The other conditions are:

  • !s[5] : there's no more than 5 characters
  • s[0]==s[4] : the 1st and the 5th characters are identical

NB: We don't explicitly check k != 15 because any word following such a pattern will be rejected by this last condition.

Test cases

let f =

s=>(k=0,[...s].reduce((p,c,i)=>(k+=p>c?1<<i:0/(p<c),c)),k?!(k%3)&&!s[5]&&s[0]==s[4]:!1)

console.log("Testing truthy words...");
console.log(f("ALPHA"));
console.log(f("EAGLE"));
console.log(f("HARSH"));
console.log(f("NINON"));
console.log(f("PINUP"));
console.log(f("RULER"));
console.log(f("THEFT"));
console.log(f("WIDOW"));

console.log("Testing falsy words...");
console.log(f("CUBIC"));
console.log(f("ERASE"));
console.log(f("FLUFF"));
console.log(f("LABEL"));
console.log(f("MODEM"));
console.log(f("RADAR"));
console.log(f("RIVER"));
console.log(f("SWISS"));
console.log(f("TRUST"));
console.log(f("KNEES"));
console.log(f("QUEEN"));
console.log(f("ORTHO"));
console.log(f("GROOVE"));
console.log(f("ONLY"));
console.log(f("CHARACTER"));
console.log(f("OFF"));
console.log(f("IT"));
console.log(f("ORTHO"));

Initial version

For the record, my initial version was 63 bytes. It's passing all test cases successfully but fails to detect consecutive identical characters.

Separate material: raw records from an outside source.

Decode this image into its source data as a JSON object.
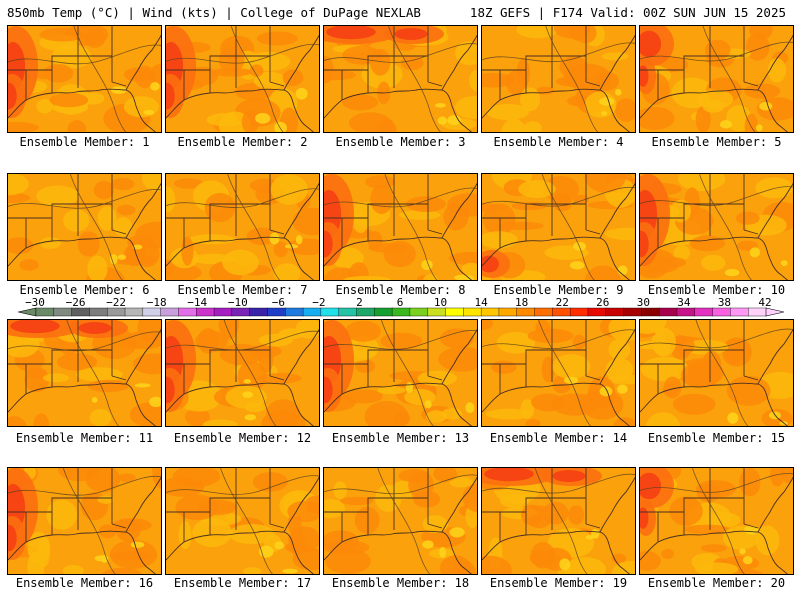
{
  "header": {
    "left": "850mb Temp (°C) | Wind (kts) | College of DuPage NEXLAB",
    "right": "18Z GEFS | F174 Valid: 00Z SUN JUN 15 2025"
  },
  "panels": [
    {
      "label": "Ensemble Member: 1",
      "hot": "west"
    },
    {
      "label": "Ensemble Member: 2",
      "hot": "west"
    },
    {
      "label": "Ensemble Member: 3",
      "hot": "north"
    },
    {
      "label": "Ensemble Member: 4",
      "hot": "none"
    },
    {
      "label": "Ensemble Member: 5",
      "hot": "northwest"
    },
    {
      "label": "Ensemble Member: 6",
      "hot": "none"
    },
    {
      "label": "Ensemble Member: 7",
      "hot": "none"
    },
    {
      "label": "Ensemble Member: 8",
      "hot": "west"
    },
    {
      "label": "Ensemble Member: 9",
      "hot": "southwest"
    },
    {
      "label": "Ensemble Member: 10",
      "hot": "west"
    },
    {
      "label": "Ensemble Member: 11",
      "hot": "north"
    },
    {
      "label": "Ensemble Member: 12",
      "hot": "west"
    },
    {
      "label": "Ensemble Member: 13",
      "hot": "west"
    },
    {
      "label": "Ensemble Member: 14",
      "hot": "none"
    },
    {
      "label": "Ensemble Member: 15",
      "hot": "none"
    },
    {
      "label": "Ensemble Member: 16",
      "hot": "west"
    },
    {
      "label": "Ensemble Member: 17",
      "hot": "none"
    },
    {
      "label": "Ensemble Member: 18",
      "hot": "none"
    },
    {
      "label": "Ensemble Member: 19",
      "hot": "north"
    },
    {
      "label": "Ensemble Member: 20",
      "hot": "northwest"
    }
  ],
  "colorbar": {
    "ticks": [
      "−30",
      "−26",
      "−22",
      "−18",
      "−14",
      "−10",
      "−6",
      "−2",
      "2",
      "6",
      "10",
      "14",
      "18",
      "22",
      "26",
      "30",
      "34",
      "38",
      "42"
    ],
    "colors": [
      "#6b8a68",
      "#7f8a80",
      "#5f5f5f",
      "#7d7d7d",
      "#9a9a9a",
      "#b6b6b6",
      "#cfcfe8",
      "#c9a0dc",
      "#e26fe8",
      "#cc33cc",
      "#a51fc0",
      "#7a23b8",
      "#3a23a8",
      "#1e3ec8",
      "#1f7ae0",
      "#18aef0",
      "#22e0e8",
      "#26c4a4",
      "#1ea868",
      "#16a032",
      "#3ab820",
      "#7cd020",
      "#c8e020",
      "#ffff00",
      "#ffe400",
      "#ffc600",
      "#ffa800",
      "#ff8a00",
      "#ff6e00",
      "#ff5200",
      "#ff2e00",
      "#e80a00",
      "#c80000",
      "#a80000",
      "#8a0000",
      "#a8004a",
      "#c8128a",
      "#e432c0",
      "#f862e0",
      "#ff98f4",
      "#ffd2fc"
    ]
  },
  "temperature_colors": {
    "base": "#fba10b",
    "warm": "#fb8a08",
    "warmer": "#fb6f10",
    "hot": "#f43d14",
    "cool": "#fcb80c",
    "coolest": "#fdd11a"
  }
}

([a,b,c,d,e,f])=>!f&&a==e&&!(((a>b)+2*(b>c)+4*(c>d)+8*(d>e))%3)

Below is a 53-byte version suggested by Neil in the comments, which works (and fails) equally well:

([a,b,c,d,e,f])=>!f&&a==e&&!((a>b)-(b>c)+(c>d)-(d>e))

Edit: See Neil's answer for the fixed/completed version of the above code.